The deficits incurred by the current administration were so large that the public debt increased from about $11 trillion to over $18 trillion and will grow by another almost half of a trillion this year, but with little corresponding economic growth.
Krugman, like the big government MIT economists, argues that, contrary to the free market view, vastly increasing the money supply would not lead to inflation. Krugman argues these economists are correct since the money supply has exploded and inflation remains mild, even with our current tepid growth.
The real reason for that is because vast increases in the money supply will only cause inflation if the money is able to “multiply” through the banking system. This happens primarily through the money creation function that occurs when banks grant loans.
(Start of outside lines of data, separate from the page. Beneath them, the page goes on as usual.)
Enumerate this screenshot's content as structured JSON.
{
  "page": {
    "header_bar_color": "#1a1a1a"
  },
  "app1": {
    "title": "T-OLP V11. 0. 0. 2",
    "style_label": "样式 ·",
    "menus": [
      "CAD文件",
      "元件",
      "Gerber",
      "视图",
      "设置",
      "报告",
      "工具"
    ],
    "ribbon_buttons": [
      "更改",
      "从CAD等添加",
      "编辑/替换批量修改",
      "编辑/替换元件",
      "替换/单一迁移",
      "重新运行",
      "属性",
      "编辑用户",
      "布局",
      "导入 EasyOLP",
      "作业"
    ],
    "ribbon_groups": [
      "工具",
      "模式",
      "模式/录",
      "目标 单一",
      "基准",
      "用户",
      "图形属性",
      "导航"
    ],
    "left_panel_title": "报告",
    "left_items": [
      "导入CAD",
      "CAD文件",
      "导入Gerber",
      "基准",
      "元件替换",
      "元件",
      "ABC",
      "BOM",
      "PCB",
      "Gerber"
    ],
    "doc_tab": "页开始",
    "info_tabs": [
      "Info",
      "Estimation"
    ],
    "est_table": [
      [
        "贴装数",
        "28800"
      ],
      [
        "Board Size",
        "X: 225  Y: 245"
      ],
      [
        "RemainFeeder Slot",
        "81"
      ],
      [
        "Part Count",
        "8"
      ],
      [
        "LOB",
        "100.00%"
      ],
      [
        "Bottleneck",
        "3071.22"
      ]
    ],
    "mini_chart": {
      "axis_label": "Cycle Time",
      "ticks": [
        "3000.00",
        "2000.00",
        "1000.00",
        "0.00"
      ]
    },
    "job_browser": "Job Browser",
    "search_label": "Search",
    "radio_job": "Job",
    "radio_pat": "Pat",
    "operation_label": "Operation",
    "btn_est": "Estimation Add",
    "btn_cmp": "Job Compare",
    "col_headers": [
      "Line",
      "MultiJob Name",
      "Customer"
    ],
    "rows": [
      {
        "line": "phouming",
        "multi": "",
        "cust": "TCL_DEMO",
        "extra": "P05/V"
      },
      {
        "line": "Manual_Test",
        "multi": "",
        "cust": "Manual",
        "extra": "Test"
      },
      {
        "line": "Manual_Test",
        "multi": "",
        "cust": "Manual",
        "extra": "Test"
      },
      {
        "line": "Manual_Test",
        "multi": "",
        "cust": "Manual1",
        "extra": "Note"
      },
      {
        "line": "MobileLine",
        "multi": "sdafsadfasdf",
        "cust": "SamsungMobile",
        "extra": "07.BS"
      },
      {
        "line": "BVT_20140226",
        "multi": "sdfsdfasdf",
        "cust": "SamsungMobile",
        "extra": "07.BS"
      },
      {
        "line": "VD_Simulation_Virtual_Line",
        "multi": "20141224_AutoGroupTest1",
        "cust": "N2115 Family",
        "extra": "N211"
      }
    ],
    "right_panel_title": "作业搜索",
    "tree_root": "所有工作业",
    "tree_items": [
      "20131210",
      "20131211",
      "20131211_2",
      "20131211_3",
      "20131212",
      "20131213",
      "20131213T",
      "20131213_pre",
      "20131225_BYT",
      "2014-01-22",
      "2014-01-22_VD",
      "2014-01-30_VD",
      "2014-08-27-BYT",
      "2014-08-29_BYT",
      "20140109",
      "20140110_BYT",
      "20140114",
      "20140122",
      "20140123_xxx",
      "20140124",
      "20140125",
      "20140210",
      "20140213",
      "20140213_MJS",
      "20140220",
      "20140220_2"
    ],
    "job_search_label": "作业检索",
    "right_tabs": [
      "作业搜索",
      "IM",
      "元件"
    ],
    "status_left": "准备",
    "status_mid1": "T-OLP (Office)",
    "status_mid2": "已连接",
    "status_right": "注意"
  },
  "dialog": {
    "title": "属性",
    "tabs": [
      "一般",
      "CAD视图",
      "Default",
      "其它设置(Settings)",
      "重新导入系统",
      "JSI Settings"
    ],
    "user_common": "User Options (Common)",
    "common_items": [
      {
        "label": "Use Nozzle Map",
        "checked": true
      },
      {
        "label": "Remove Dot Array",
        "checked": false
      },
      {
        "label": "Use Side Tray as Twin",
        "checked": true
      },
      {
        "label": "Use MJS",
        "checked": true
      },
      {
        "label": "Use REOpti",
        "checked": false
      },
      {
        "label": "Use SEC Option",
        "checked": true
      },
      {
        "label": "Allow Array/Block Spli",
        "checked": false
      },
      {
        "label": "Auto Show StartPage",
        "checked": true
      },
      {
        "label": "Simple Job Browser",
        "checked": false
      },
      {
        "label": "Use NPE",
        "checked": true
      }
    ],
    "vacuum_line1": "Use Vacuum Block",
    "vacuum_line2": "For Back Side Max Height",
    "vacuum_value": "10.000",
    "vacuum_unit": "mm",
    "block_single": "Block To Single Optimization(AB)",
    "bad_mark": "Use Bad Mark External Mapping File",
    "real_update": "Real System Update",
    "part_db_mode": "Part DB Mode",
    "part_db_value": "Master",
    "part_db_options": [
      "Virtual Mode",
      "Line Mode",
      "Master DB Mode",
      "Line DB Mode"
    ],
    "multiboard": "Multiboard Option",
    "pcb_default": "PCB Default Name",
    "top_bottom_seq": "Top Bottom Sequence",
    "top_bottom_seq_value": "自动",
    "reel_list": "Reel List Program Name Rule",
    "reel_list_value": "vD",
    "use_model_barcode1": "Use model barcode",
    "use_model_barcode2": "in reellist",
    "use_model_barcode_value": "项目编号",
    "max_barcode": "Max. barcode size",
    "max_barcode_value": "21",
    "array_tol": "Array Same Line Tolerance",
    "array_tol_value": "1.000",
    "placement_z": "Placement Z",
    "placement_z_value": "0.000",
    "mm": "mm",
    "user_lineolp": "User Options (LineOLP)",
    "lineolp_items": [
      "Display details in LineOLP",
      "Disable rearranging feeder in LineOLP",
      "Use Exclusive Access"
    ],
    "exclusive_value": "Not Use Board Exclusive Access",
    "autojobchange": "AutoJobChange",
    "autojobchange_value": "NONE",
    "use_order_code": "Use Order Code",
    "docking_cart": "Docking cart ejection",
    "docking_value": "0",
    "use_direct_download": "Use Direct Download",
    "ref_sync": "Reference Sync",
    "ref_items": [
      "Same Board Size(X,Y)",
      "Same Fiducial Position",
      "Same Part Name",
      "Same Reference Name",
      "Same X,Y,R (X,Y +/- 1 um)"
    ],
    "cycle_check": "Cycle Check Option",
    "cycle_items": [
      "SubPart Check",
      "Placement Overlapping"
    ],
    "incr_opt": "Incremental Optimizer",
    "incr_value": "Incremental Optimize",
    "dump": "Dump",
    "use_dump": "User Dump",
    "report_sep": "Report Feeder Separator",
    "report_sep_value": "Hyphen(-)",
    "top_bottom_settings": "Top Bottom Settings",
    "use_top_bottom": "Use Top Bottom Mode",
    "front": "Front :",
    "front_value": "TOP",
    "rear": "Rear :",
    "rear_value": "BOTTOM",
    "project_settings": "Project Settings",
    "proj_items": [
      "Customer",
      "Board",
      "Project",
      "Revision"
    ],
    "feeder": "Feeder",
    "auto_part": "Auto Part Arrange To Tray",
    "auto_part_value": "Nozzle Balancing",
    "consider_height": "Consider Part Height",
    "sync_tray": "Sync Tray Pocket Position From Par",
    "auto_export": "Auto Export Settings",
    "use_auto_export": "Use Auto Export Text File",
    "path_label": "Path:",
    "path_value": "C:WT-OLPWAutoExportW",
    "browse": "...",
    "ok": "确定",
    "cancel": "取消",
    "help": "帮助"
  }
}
However, because of the draconian new Dodd-Frank bill, originally meant to rein in big-bank abuses but effectively cutting off loans to all but the wealthiest companies or individuals, lending fell dramatically, reducing inflation pressure in the short term. But what about the long term? And what about the average American who needs a loan and now cannot get one?
The problem with the Keynesians’ view is that it is a short-term solution that creates long-term problems. Spending money that the government does not have could stimulate the economy, but deficits do create problems in the long term. Keynes said to just spend the money. He said it didn’t matter how the money was spent. Just spend it, even if you have to hire workers to “dig holes and fill them up again.”
While that may stimulate the economy today, by paying people who do not produce output, the long-term result is an increase in demand with no increase in supply. That leads to higher prices and no increase in output, or stagflation, the same trap the country endured in the 1970s.
While stagflation may take some time to happen this time around, especially in the environment the current administration has created, it will eventually happen. Likely, it will occur after the current administration leaves office, so another president will be blamed for it.
By the late 1970s, the majority of economists came to understand the imbalances created by Keynesian economics and moved away from that methodology. Today, however, Krugman and the MIT crew want us to return to the early 1970s, which will likely produce the same negative economic environment in our own times.
Experience says that we shouldn’t do it. Logic tells us that continuing to spend money that we don’t have will eventually lead to serious problems, just as we encountered over 40 years ago.